The best way to see all of these things is from a train, because the train is the best way to see Scotland.
They take you the edge of wilderness but never consign you there. They tantalise you with glimpses of what seem to be the most abandoned, most unspoiled outcrops of countryside in the land… then rush on to something even more dazzling. They seduce you with whispers of broodingly romantic places – Crianlarich, the Bridge of Orchy, Achnasheen, Muir of Ord – and transport you, in my case, further north than you have ever been in your life. And they do all this without you straining a sinew or composing a thought. You just sit there. It is quite the most fantastic thing.
High land, hard rain. It certainly made this boy wonder.
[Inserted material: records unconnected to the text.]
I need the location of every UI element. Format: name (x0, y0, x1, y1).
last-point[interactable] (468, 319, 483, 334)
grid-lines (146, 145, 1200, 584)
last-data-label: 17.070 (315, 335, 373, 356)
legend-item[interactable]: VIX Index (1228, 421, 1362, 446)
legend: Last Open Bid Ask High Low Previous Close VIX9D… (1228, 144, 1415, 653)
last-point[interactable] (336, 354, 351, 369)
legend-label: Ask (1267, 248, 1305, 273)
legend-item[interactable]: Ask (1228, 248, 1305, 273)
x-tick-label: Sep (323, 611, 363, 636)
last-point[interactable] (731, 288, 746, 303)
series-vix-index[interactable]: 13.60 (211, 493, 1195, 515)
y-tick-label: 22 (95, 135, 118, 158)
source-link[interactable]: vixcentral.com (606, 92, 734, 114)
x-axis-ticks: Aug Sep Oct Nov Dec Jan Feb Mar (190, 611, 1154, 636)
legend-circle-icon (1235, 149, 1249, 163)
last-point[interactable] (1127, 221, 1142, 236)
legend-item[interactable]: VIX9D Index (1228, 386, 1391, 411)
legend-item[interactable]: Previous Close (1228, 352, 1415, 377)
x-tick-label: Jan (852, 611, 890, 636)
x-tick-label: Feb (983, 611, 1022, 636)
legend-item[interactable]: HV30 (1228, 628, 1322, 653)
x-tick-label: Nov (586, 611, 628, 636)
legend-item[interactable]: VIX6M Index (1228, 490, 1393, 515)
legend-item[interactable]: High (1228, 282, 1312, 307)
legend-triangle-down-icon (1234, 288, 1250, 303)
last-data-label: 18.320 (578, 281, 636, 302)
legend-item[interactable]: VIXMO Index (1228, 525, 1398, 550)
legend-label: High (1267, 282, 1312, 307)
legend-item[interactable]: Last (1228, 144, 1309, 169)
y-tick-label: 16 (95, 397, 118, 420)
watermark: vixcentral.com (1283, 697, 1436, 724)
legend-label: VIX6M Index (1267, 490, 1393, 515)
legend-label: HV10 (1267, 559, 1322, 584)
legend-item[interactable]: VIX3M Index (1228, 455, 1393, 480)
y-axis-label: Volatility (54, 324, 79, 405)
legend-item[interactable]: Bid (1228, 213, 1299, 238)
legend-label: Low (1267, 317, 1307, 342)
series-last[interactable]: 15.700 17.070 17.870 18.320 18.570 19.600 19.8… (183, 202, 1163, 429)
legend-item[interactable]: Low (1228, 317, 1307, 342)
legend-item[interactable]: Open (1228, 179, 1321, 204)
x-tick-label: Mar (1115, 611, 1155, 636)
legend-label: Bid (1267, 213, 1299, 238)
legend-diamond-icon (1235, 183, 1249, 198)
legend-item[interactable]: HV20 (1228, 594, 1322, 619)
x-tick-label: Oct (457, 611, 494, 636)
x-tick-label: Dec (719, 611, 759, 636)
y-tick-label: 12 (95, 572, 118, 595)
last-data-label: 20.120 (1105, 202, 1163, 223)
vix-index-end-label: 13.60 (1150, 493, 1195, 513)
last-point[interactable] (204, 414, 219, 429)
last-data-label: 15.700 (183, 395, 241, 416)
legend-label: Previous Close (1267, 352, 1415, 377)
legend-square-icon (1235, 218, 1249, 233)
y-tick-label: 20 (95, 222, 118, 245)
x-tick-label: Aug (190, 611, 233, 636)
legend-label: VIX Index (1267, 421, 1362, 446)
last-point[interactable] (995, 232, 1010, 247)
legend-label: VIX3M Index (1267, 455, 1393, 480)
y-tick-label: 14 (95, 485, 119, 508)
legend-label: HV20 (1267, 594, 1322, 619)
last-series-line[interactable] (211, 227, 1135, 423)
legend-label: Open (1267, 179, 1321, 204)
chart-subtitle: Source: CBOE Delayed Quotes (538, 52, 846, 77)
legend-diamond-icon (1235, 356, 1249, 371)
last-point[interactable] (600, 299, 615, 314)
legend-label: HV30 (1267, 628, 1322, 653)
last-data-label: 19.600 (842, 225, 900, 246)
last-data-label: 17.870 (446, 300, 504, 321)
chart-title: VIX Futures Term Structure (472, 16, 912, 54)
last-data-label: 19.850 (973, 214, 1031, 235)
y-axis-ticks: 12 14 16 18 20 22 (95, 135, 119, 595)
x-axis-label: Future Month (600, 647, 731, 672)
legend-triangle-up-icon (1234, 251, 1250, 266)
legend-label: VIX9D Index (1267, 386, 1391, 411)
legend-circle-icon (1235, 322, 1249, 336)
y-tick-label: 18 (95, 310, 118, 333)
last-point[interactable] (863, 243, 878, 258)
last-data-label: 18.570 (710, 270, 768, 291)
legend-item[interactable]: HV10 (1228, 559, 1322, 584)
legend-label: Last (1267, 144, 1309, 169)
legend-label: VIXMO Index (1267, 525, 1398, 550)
Great trip must do it one day.
Interesting comment about the rover ticket i recently purchased a Southern all network Downlander, which gives you unlimited travel on the entire Southern network for one day cost £16.50 and can only be purchased on line and must be printed up before travel. We had a spot of trouble at East Grinstead where the tickets checkers had never heard of it, they reluctantly let us pass so we could catch the Blue Bell Railway. Another chap was getting the 3rd degree because he had brought tickets recommended by his station.
Great value tickets we went, but not easy to find on their website.
Here’s a link to my YouTube film of the trip.
http://m.youtube.com/watch?
“caféxpress” – how are we pronouncing that do you think? “Cafayxpress”?
Looks like a great trip – one I’m hoping to take next year. Lovely photos and thanks for the tip about the rover ticket, that will come in handy!